Welcome to this week's Threat Level Thursday, where we'll see how the NSA shares its information with other law enforcement agencies, the power of encryption, how Android may be the bane of some Android apps, and the unnerving conviction of a former U.S. cybersecurity official.

The NSA's 'Google-like' Search Engine

More news from famed whistleblower Edward Snowden. Documents obtained by The Intercept show that the NSA has created a "Google-like" search engine to share information with law enforcement agencies. Dubbed ICREACH, the engine is built to share more 850 billion records containing phone calls, cellphone locations, emails, and Internet chats and is the first piece of solid evidence that the NSA has been sharing its intelligence with domestic law enforcement agencies. Information from ICREACH can be used to map out networks, predict future actions, and even uncover religious or political beliefs.

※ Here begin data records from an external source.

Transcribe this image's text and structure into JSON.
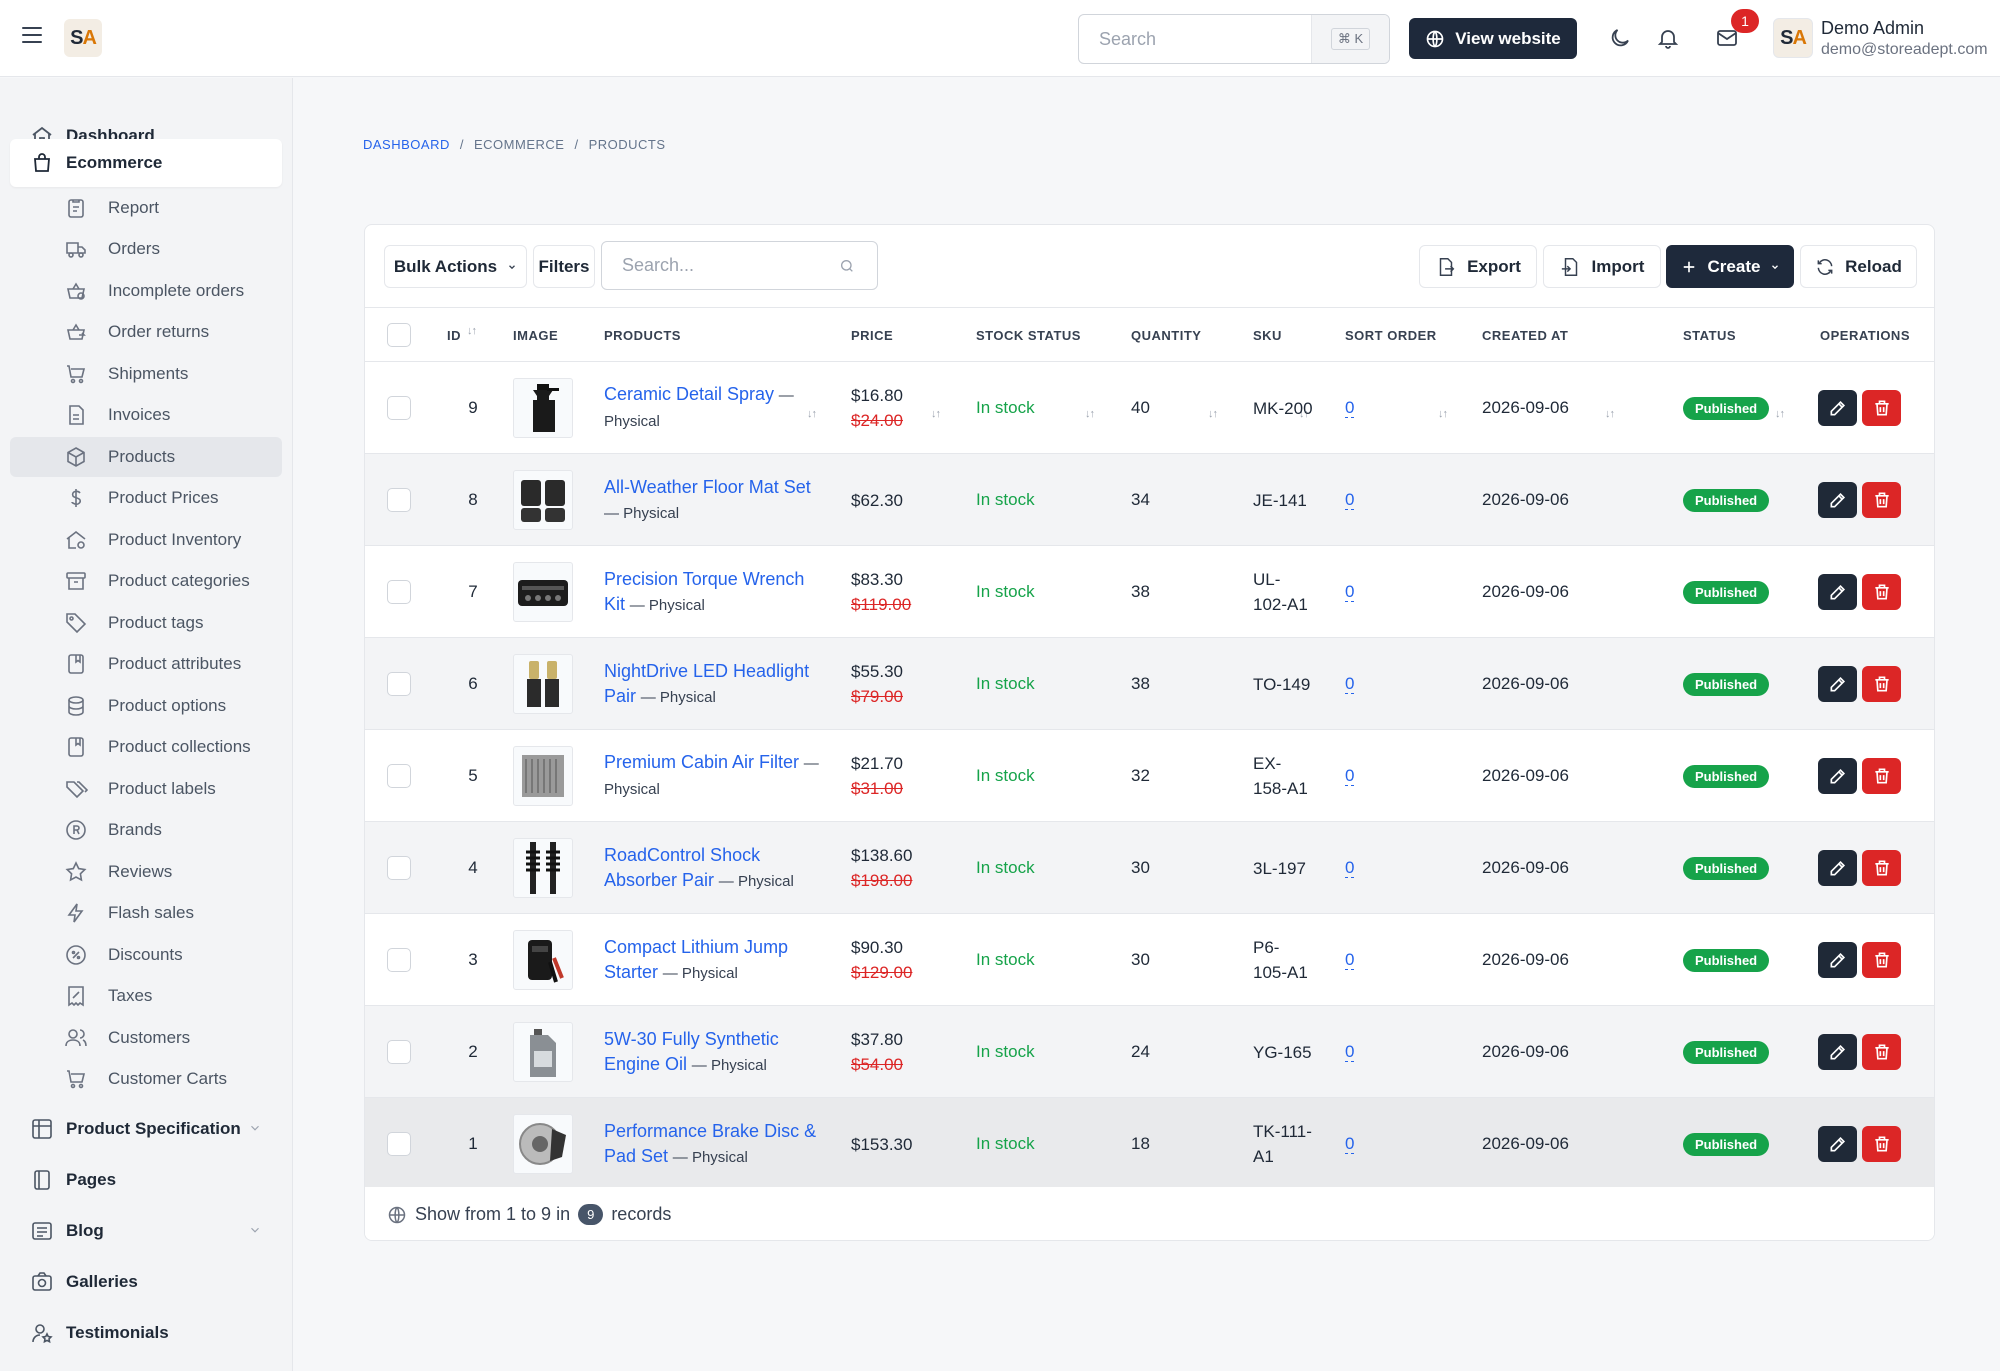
{
  "header": {
    "logo_text_s": "S",
    "logo_text_a": "A",
    "search_placeholder": "Search",
    "search_shortcut": "⌘ K",
    "view_website_label": "View website",
    "notification_count": "1",
    "user_name": "Demo Admin",
    "user_email": "demo@storeadept.com"
  },
  "sidebar": {
    "main_items": [
      {
        "label": "Dashboard",
        "icon": "home-icon"
      },
      {
        "label": "Ecommerce",
        "icon": "shopping-bag-icon"
      },
      {
        "label": "Product Specification",
        "icon": "grid-icon"
      },
      {
        "label": "Pages",
        "icon": "book-icon"
      },
      {
        "label": "Blog",
        "icon": "list-icon"
      },
      {
        "label": "Galleries",
        "icon": "camera-icon"
      },
      {
        "label": "Testimonials",
        "icon": "user-star-icon"
      }
    ],
    "sub_items": [
      {
        "label": "Report",
        "icon": "report-icon"
      },
      {
        "label": "Orders",
        "icon": "truck-icon"
      },
      {
        "label": "Incomplete orders",
        "icon": "basket-icon"
      },
      {
        "label": "Order returns",
        "icon": "basket-return-icon"
      },
      {
        "label": "Shipments",
        "icon": "cart-icon"
      },
      {
        "label": "Invoices",
        "icon": "invoice-icon"
      },
      {
        "label": "Products",
        "icon": "package-icon"
      },
      {
        "label": "Product Prices",
        "icon": "dollar-icon"
      },
      {
        "label": "Product Inventory",
        "icon": "home-cog-icon"
      },
      {
        "label": "Product categories",
        "icon": "archive-icon"
      },
      {
        "label": "Product tags",
        "icon": "tag-icon"
      },
      {
        "label": "Product attributes",
        "icon": "album-icon"
      },
      {
        "label": "Product options",
        "icon": "database-icon"
      },
      {
        "label": "Product collections",
        "icon": "album-icon"
      },
      {
        "label": "Product labels",
        "icon": "tags-icon"
      },
      {
        "label": "Brands",
        "icon": "registered-icon"
      },
      {
        "label": "Reviews",
        "icon": "star-icon"
      },
      {
        "label": "Flash sales",
        "icon": "bolt-icon"
      },
      {
        "label": "Discounts",
        "icon": "discount-icon"
      },
      {
        "label": "Taxes",
        "icon": "receipt-tax-icon"
      },
      {
        "label": "Customers",
        "icon": "users-icon"
      },
      {
        "label": "Customer Carts",
        "icon": "shopping-cart-icon"
      }
    ]
  },
  "breadcrumb": [
    "DASHBOARD",
    "ECOMMERCE",
    "PRODUCTS"
  ],
  "toolbar": {
    "bulk_actions": "Bulk Actions",
    "filters": "Filters",
    "search_placeholder": "Search...",
    "export": "Export",
    "import": "Import",
    "create": "Create",
    "reload": "Reload"
  },
  "columns": [
    "ID",
    "IMAGE",
    "PRODUCTS",
    "PRICE",
    "STOCK STATUS",
    "QUANTITY",
    "SKU",
    "SORT ORDER",
    "CREATED AT",
    "STATUS",
    "OPERATIONS"
  ],
  "rows": [
    {
      "id": "9",
      "image": "spray-bottle",
      "name": "Ceramic Detail Spray",
      "type": "— Physical",
      "price": "$16.80",
      "old_price": "$24.00",
      "stock": "In stock",
      "qty": "40",
      "sku": "MK-200",
      "sort": "0",
      "created": "2026-09-06",
      "status": "Published"
    },
    {
      "id": "8",
      "image": "floor-mats",
      "name": "All-Weather Floor Mat Set",
      "type": "— Physical",
      "price": "$62.30",
      "old_price": "",
      "stock": "In stock",
      "qty": "34",
      "sku": "JE-141",
      "sort": "0",
      "created": "2026-09-06",
      "status": "Published"
    },
    {
      "id": "7",
      "image": "tool-case",
      "name": "Precision Torque Wrench Kit",
      "type": "— Physical",
      "price": "$83.30",
      "old_price": "$119.00",
      "stock": "In stock",
      "qty": "38",
      "sku": "UL-102-A1",
      "sort": "0",
      "created": "2026-09-06",
      "status": "Published"
    },
    {
      "id": "6",
      "image": "led-bulbs",
      "name": "NightDrive LED Headlight Pair",
      "type": "— Physical",
      "price": "$55.30",
      "old_price": "$79.00",
      "stock": "In stock",
      "qty": "38",
      "sku": "TO-149",
      "sort": "0",
      "created": "2026-09-06",
      "status": "Published"
    },
    {
      "id": "5",
      "image": "air-filter",
      "name": "Premium Cabin Air Filter",
      "type": "— Physical",
      "price": "$21.70",
      "old_price": "$31.00",
      "stock": "In stock",
      "qty": "32",
      "sku": "EX-158-A1",
      "sort": "0",
      "created": "2026-09-06",
      "status": "Published"
    },
    {
      "id": "4",
      "image": "shock-absorbers",
      "name": "RoadControl Shock Absorber Pair",
      "type": "— Physical",
      "price": "$138.60",
      "old_price": "$198.00",
      "stock": "In stock",
      "qty": "30",
      "sku": "3L-197",
      "sort": "0",
      "created": "2026-09-06",
      "status": "Published"
    },
    {
      "id": "3",
      "image": "jump-starter",
      "name": "Compact Lithium Jump Starter",
      "type": "— Physical",
      "price": "$90.30",
      "old_price": "$129.00",
      "stock": "In stock",
      "qty": "30",
      "sku": "P6-105-A1",
      "sort": "0",
      "created": "2026-09-06",
      "status": "Published"
    },
    {
      "id": "2",
      "image": "oil-jug",
      "name": "5W-30 Fully Synthetic Engine Oil",
      "type": "— Physical",
      "price": "$37.80",
      "old_price": "$54.00",
      "stock": "In stock",
      "qty": "24",
      "sku": "YG-165",
      "sort": "0",
      "created": "2026-09-06",
      "status": "Published"
    },
    {
      "id": "1",
      "image": "brake-disc",
      "name": "Performance Brake Disc & Pad Set",
      "type": "— Physical",
      "price": "$153.30",
      "old_price": "",
      "stock": "In stock",
      "qty": "18",
      "sku": "TK-111-A1",
      "sort": "0",
      "created": "2026-09-06",
      "status": "Published"
    }
  ],
  "footer": {
    "prefix": "Show from 1 to 9 in",
    "count": "9",
    "suffix": "records"
  },
  "colors": {
    "accent_link": "#2563eb",
    "published": "#16a34a",
    "danger": "#dc2626",
    "dark": "#1e293b"
  }
}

"The ICREACH team delivered the first-ever wholesale sharing of communications metadata within the U.S. Intelligence Community," noted a top-secret memo dated December 2007. "This team began over two years ago with a basic concept compelled by the IC's increasing need for communications metadata and NSA's ability to collect, process and store vast amounts of communications metadata related to worldwide intelligence targets."

A 2010 memo shows that 1,000 analysts at 23 U.S. government intelligent agencies have access to ICREACH. Documents reveal that the FBI, DEA, CIA, and the Defense Intelligence Agency are some of its biggest fans.

Encryption Is the Key

Cybersecurity is no joke now that a majority of Americans now have some form of sensitive information floating around the digital sphere. As lawmakers fumble in Washington to decide how many rights and protections individuals should have on the Web, Google executive chairman Eric Schmidt says that technology can solve what policy can't.

Speaking at a three-day workshop at Stanford, Schmidt told former Secretary of State Condoleezza Rice that encryption is what will ultimately thwart cyber criminals.

"Everything is going to have to be encrypted all the way," Schmidt said.

Schmidt did go further and offer hope, saying that completely unbeatable end-to-end encryption is possible "within our lifetime." Google's Gmail service and Yahoo's email service have both recently instated end-to-end encryption for messages.

Android Apps Vulnerable to Hackers

Researchers recently revealed that a number of high profile Android apps containing vital user data could be compromised by one piece of malware. Among those affected include Gmail and WebMD. This time, however, it isn't the apps' faults. In fact, the reason the apps are vulnerable is because they run within the same operating system.  

"The assumption has always been that these apps can't interfere with each other easily," Zhiyun Qian, one of the research team's engineers, said in a statement. "We show that assumption is not correct, and one app can in fact significantly impact another and result in harmful consequences for the user."

Some experts say the coding is too complex for this to become a widespread threat, but the engineers claim they could probably do the same to Apple's iOS and Microsoft's Windows operating systems.

Cybersecurity Director Convicted for Child Pornography

The former acting director of cybersecurity for the U.S. Department of Health and Human services was convicted Tuesday of "engaging in a child exploitation enterprise, conspiracy to advertise and distribute child pornography, and accessing a computer with intent to view child pornography in connection with his membership in a child pornography website."

Timothy DeFoggi became the sixth individual to be convicted as part of an ongoing investigation concerning three child pornography websites.

In a chilling statement, the U.S. Department of Justice says that DeFoggi "accessed child pornography, solicited child pornography from other members, and exchanged private messages with other members where he expressed an interest in the violent rape and murder of children."

Makes you wonder who's really protecting digital data out there.